Für optimale Ergebnisse sind sehr geringe Mengen ausreichend. Eine Faustregel besagt etwa 5 Gramm oder 1 Teelöffel Backmalz pro Brotlaib, was ungefähr 1% des Mehlgewichts entspricht. Eine Überdosierung kann zu negativen Effekten wie einer gummiartigen Krume oder einer zu roten Kruste führen.
Kann ich Backmalz durch etwas anderes ersetzen?
Ja, es gibt Alternativen, die der Hefe Nahrung bieten, um das Aufgehen zu fördern, auch wenn sie die spezifischen Eigenschaften von Backmalz nicht vollständig ersetzen. Dazu gehören Zucker, Honig oder Zuckerrübensirup. Malzkaffee kann die Farbe beeinflussen, hat aber keine enzymatische Wirkung.
Warum sollte ich Backmalz selbst herstellen?
Das Selbermachen von Backmalz bietet dir volle Kontrolle über die Qualität der Zutaten (unbehandelte, biologische Körner) und die Möglichkeit, die enzymatische Aktivität oder den Geschmack gezielt zu steuern. Es ist zudem eine kostengünstige Methode und ein spannendes Projekt für jeden Hobbybäcker, der die Feinheiten des Brotbackens erlernen möchte.
Was passiert, wenn die Keime grün werden?
Wenn die Keime während des Keimprozesses grün werden, bedeutet dies, dass sie zu lange Licht ausgesetzt waren oder zu lange gekeimt sind. Grüne Keime enthalten Chlorophyll, was den Geschmack beeinträchtigen kann und die gewünschten enzymatischen Eigenschaften verändert. In diesem Fall ist es am besten, die Körner zu entsorgen und einen neuen Versuch zu starten, um optimale Ergebnisse zu gewährleisten.
Gibt es Nährwertangaben für selbstgemachtes Backmalz?
Leider können wir für selbstgemachtes Backmalz keine konkreten Nährwertangaben wie Kalorien, Eiweiß, Kohlenhydrate oder Fett nennen. Dies liegt daran, dass je nach Art der verwendeten Getreidekörner (Gerste, Roggen, Weizen, Dinkel etc.) und dem genauen Herstellungsprozess die Nährwerte stark variieren können. Für eine genaue Analyse müsstest du eine spezifische Laboruntersuchung deines selbst hergestellten Malzes in Auftrag geben.

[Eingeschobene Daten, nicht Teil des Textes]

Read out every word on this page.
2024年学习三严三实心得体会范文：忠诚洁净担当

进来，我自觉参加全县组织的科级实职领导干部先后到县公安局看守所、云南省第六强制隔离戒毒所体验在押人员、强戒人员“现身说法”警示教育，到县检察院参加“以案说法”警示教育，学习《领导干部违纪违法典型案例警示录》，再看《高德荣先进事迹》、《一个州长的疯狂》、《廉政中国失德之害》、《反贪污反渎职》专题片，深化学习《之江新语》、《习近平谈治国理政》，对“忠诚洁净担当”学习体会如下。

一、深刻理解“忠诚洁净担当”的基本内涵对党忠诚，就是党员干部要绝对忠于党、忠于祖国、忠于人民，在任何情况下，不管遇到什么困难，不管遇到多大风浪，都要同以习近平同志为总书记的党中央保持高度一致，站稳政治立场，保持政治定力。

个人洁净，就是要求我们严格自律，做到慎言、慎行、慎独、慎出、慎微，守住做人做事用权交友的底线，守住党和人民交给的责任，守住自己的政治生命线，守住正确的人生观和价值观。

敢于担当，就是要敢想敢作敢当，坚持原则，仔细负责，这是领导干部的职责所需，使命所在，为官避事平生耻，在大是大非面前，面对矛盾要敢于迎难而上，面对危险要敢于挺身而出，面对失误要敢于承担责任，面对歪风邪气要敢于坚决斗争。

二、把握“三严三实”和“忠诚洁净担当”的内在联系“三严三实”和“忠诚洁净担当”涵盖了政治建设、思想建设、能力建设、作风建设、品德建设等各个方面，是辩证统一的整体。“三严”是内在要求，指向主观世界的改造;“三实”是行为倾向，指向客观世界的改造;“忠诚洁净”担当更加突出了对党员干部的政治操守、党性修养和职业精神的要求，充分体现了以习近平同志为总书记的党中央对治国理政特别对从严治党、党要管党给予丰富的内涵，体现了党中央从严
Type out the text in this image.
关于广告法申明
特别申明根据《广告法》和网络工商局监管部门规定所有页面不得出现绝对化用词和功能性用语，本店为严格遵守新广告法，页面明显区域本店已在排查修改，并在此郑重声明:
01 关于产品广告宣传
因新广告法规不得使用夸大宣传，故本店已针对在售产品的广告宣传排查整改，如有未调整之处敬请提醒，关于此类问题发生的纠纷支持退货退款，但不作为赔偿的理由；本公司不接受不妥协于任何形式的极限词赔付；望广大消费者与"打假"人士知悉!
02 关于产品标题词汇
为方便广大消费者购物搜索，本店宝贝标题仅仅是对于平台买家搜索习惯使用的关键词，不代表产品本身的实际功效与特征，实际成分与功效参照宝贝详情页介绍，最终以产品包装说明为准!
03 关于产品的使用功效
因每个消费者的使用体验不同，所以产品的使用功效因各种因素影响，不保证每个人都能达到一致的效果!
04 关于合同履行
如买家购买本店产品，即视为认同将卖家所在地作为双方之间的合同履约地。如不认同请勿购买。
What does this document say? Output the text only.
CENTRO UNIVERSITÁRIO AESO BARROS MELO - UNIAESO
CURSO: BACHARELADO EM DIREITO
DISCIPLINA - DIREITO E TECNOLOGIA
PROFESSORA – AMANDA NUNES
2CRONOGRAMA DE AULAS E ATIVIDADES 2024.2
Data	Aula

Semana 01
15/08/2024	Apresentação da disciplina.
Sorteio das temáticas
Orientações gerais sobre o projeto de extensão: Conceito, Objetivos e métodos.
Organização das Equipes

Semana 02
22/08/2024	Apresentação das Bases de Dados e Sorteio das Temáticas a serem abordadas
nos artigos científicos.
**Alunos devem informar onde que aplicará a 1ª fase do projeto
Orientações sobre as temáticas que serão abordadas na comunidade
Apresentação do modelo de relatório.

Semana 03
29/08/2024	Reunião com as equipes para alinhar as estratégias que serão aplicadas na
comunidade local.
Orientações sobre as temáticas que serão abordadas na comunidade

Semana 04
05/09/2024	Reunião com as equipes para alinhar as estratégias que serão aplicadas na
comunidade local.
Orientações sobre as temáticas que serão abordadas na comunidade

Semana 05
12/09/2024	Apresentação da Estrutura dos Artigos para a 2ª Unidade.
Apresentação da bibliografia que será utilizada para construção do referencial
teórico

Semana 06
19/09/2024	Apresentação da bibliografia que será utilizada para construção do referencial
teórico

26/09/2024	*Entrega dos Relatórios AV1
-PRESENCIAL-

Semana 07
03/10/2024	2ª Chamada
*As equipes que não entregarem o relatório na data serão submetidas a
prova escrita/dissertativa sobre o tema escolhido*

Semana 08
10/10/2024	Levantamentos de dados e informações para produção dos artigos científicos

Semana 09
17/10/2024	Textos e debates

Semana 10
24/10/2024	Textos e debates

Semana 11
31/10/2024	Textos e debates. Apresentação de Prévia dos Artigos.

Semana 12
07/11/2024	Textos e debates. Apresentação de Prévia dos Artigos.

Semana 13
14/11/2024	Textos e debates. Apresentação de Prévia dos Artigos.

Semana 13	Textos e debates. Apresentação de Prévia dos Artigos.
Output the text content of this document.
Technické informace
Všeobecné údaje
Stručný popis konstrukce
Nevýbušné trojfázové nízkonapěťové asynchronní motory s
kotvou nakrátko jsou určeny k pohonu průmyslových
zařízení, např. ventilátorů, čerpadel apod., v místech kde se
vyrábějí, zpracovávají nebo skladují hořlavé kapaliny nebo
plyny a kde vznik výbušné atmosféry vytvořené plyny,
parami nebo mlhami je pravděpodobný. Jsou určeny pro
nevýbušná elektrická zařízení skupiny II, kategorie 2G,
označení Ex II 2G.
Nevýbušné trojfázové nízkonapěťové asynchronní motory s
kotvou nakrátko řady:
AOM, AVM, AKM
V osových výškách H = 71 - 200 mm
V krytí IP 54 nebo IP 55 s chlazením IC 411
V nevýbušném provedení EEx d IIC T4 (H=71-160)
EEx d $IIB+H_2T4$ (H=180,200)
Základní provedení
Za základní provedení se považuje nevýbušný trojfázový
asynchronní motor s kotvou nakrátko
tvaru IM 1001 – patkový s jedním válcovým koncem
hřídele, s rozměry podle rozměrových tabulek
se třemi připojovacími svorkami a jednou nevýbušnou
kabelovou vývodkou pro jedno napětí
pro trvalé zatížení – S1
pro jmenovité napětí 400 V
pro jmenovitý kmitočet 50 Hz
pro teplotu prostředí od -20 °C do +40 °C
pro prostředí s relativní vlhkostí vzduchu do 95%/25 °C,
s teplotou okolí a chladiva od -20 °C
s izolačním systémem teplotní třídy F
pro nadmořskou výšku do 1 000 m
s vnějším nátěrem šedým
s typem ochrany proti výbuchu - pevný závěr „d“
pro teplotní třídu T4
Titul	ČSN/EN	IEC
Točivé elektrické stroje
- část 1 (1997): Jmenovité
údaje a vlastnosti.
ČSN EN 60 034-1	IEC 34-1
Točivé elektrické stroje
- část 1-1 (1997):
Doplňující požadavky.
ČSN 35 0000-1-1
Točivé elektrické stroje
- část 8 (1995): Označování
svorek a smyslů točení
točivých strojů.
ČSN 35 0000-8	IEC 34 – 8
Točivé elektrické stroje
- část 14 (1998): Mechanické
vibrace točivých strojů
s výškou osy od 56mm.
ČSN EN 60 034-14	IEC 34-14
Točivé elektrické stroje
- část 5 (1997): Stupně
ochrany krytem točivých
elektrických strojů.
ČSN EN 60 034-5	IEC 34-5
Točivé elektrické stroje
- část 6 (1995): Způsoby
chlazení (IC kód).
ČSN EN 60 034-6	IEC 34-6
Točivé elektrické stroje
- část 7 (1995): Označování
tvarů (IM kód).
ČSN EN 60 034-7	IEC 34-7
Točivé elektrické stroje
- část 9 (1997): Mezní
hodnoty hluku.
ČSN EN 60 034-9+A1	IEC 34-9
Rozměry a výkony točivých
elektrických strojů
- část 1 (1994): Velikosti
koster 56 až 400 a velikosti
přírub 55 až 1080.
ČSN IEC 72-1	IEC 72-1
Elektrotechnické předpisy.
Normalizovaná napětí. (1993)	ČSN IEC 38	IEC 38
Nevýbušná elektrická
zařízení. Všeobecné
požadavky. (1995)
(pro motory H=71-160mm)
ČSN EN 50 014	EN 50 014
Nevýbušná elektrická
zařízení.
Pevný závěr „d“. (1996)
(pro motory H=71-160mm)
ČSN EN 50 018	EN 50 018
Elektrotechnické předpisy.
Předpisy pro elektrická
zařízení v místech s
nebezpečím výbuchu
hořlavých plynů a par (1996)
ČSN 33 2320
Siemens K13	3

Das Selbermachen von Backmalz ist eine Bereicherung für jeden, der seine Brotbackkünste auf die nächste Stufe heben möchte. Es ist ein Prozess, der Geduld und Sorgfalt erfordert, aber mit einem Brot belohnt wird, das in puncto Geschmack, Textur und Aussehen seinesgleichen sucht. Wage den Vergleich und überzeuge dich selbst von der Magie dieser alten Zutat. Dein nächstes selbstgebackenes Brot wird es dir danken!